David McCullough’s book The Greater Journey lists some of the most well-known artistic, scientific, and literary figures of the Civil War era among those who “made pilgrimages to Paris,” including Oliver Wendell Holmes, Henry Wadsworth Longfellow, Ralph Waldo Emerson, Nathaniel Hawthorne, Herman Melville, and Harriet Beecher Stowe. Samuel Morse was honored there as a “benefactor of mankind” for his world-changing invention, the telegraph, the inspiration for which came when he was living in Paris in the thirties.
An expatriot just as well-known at the time, but less expected, is Charles Sumner. The abolitionist senator from Massachusetts found Paris a refuge, especially after the infamous, savage beating he suffered from Preston Brooks in the Senate chamber.
Citing records that indicated no concussion or fracture from the attack, McCullough notes that Sumner’s suffering “was entirely real, but the indications are it derived far more from the psychological trauma of the attack than from a neurological cause.” Sumner’s well-being improved markedly when he left Washington and deteriorated each time he returned. Though he was subjected to some brutal, though well-intended quackery in Paris, the city and the company he kept there, along with further tours in Europe, proved healing. A friend said, “I never found him more cheerful or more hopeful. It is a continual feast to see him.”

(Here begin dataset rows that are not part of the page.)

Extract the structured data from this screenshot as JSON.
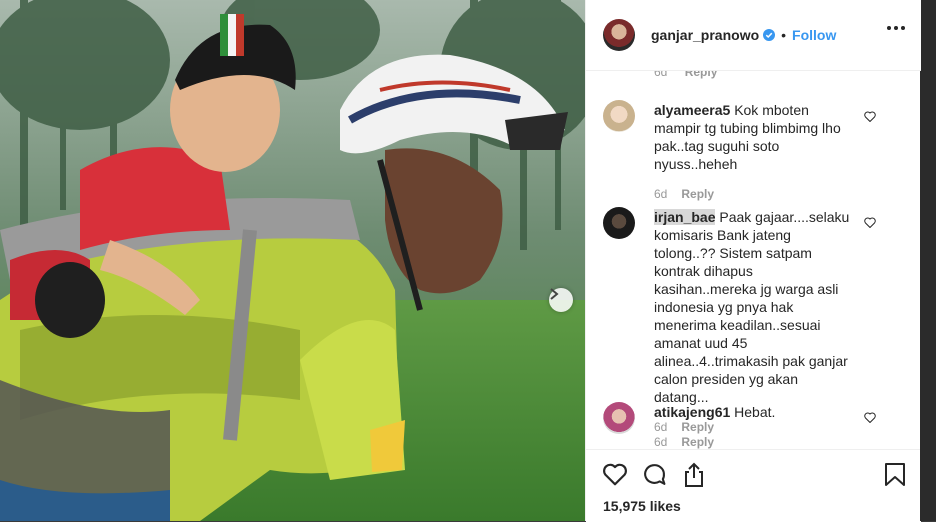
{
  "post": {
    "username": "ganjar_pranowo",
    "follow_label": "Follow",
    "likes": "15,975 likes"
  },
  "prev_comment": {
    "time": "6d",
    "reply": "Reply"
  },
  "comments": [
    {
      "user": "alyameera5",
      "text": "Kok mboten mampir tg tubing blimbimg lho pak..tag suguhi soto nyuss..heheh",
      "time": "6d",
      "reply": "Reply"
    },
    {
      "user": "irjan_bae",
      "text": "Paak gajaar....selaku komisaris Bank jateng tolong..?? Sistem satpam kontrak dihapus kasihan..mereka jg warga asli indonesia yg pnya hak menerima keadilan..sesuai amanat uud 45 alinea..4..trimakasih pak ganjar calon presiden yg akan datang...",
      "time": "6d",
      "reply": "Reply"
    },
    {
      "user": "atikajeng61",
      "text": "Hebat.",
      "time": "6d",
      "reply": "Reply"
    }
  ],
  "icons": {
    "verified": "verified-badge-icon",
    "more": "more-options-icon",
    "like": "heart-icon",
    "comment": "comment-bubble-icon",
    "share": "share-icon",
    "save": "bookmark-icon",
    "next": "chevron-right-icon"
  },
  "colors": {
    "link": "#3897f0",
    "text": "#262626",
    "muted": "#999999"
  }
}
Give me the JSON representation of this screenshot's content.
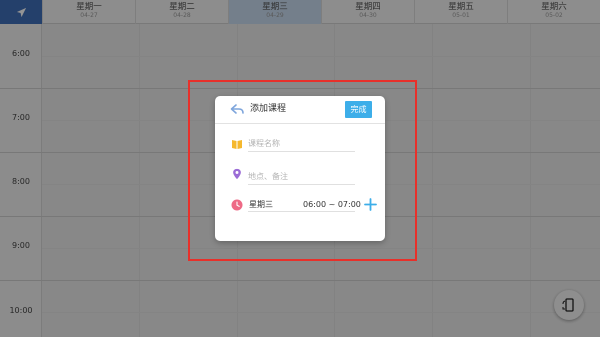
{
  "header": {
    "days": [
      {
        "name": "星期一",
        "date": "04-27",
        "active": false
      },
      {
        "name": "星期二",
        "date": "04-28",
        "active": false
      },
      {
        "name": "星期三",
        "date": "04-29",
        "active": true
      },
      {
        "name": "星期四",
        "date": "04-30",
        "active": false
      },
      {
        "name": "星期五",
        "date": "05-01",
        "active": false
      },
      {
        "name": "星期六",
        "date": "05-02",
        "active": false
      }
    ]
  },
  "times": [
    "6:00",
    "7:00",
    "8:00",
    "9:00",
    "10:00"
  ],
  "dialog": {
    "title": "添加课程",
    "done_label": "完成",
    "course_name_placeholder": "课程名称",
    "location_placeholder": "地点、备注",
    "weekday": "星期三",
    "time_range": "06:00 ~ 07:00"
  },
  "colors": {
    "accent": "#3daee9",
    "header_corner": "#3f6fb8",
    "active_day": "#c8dbef",
    "annotation": "#e8302a",
    "book_icon": "#f5b82e",
    "location_icon": "#9b6cd6",
    "clock_icon": "#ee6a86"
  },
  "icons": {
    "corner": "send-arrow-icon",
    "back": "back-arrow-icon",
    "course": "book-icon",
    "location": "location-pin-icon",
    "time": "clock-icon",
    "add": "plus-icon",
    "fab": "phone-rotate-icon"
  }
}
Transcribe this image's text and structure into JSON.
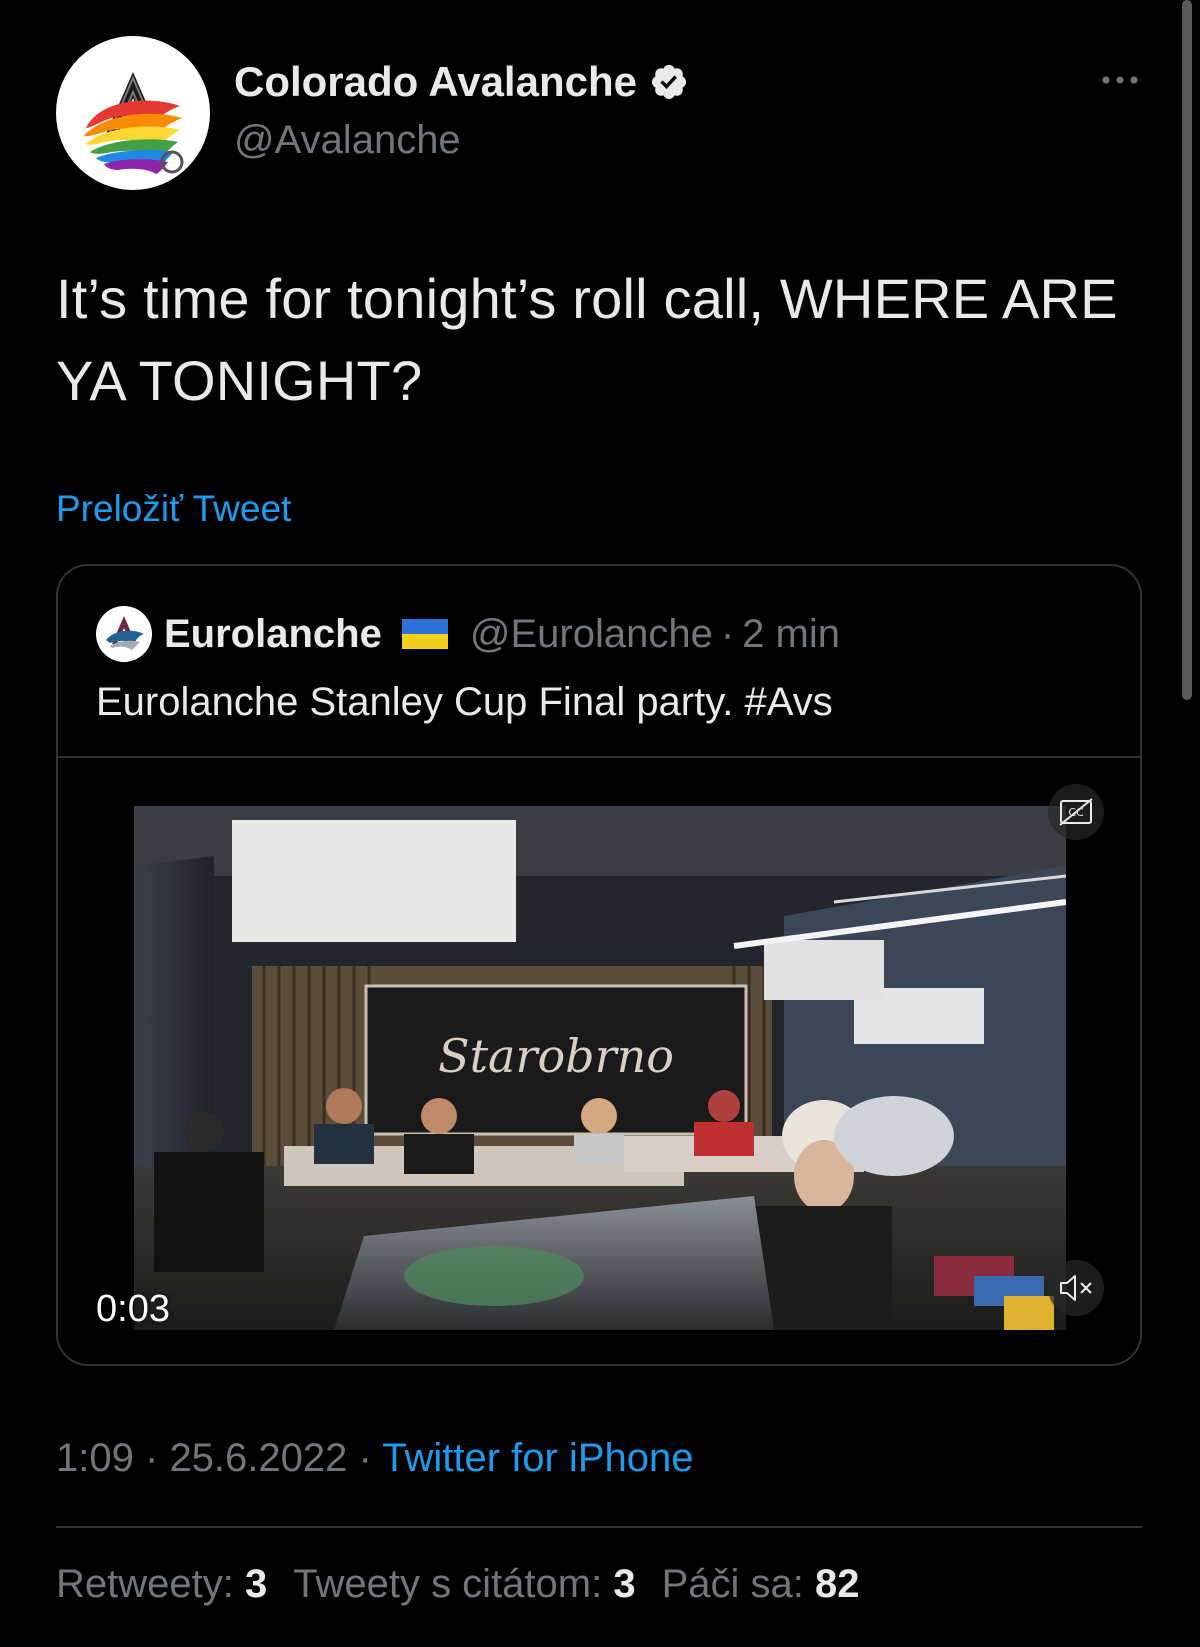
{
  "tweet": {
    "author": {
      "display_name": "Colorado Avalanche",
      "handle": "@Avalanche",
      "verified_icon": "verified-badge-icon"
    },
    "text": "It’s time for tonight’s roll call, WHERE ARE YA TONIGHT?",
    "translate_label": "Preložiť Tweet",
    "quoted": {
      "display_name": "Eurolanche",
      "flag_icon": "ukraine-flag-icon",
      "handle": "@Eurolanche",
      "separator": "·",
      "time_ago": "2 min",
      "text": "Eurolanche Stanley Cup Final party. #Avs",
      "video": {
        "elapsed": "0:03",
        "sign_text": "Starobrno",
        "cc_icon": "closed-captions-icon",
        "mute_icon": "volume-muted-icon"
      }
    },
    "meta": {
      "time": "1:09",
      "sep1": "·",
      "date": "25.6.2022",
      "sep2": "·",
      "source": "Twitter for iPhone"
    },
    "stats": {
      "retweets_label": "Retweety:",
      "retweets_count": "3",
      "quotes_label": "Tweety s citátom:",
      "quotes_count": "3",
      "likes_label": "Páči sa:",
      "likes_count": "82"
    }
  },
  "colors": {
    "background": "#000000",
    "primary_text": "#e7e9ea",
    "secondary_text": "#71767b",
    "link": "#1d9bf0",
    "border": "#2f3336"
  }
}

The outbreak of the American Civil War interrupted the Parisian idyll, sending worried Americans back over the ocean and making enemies of Northern and Southern expats. After the War, though not even the City of Light could erase from memory the frightful suffering Americans had endured in battle and on the home front, the artists soon trickled back and the Parisian joie de vivre beckoned pleasure-loving Gilded Age visitors.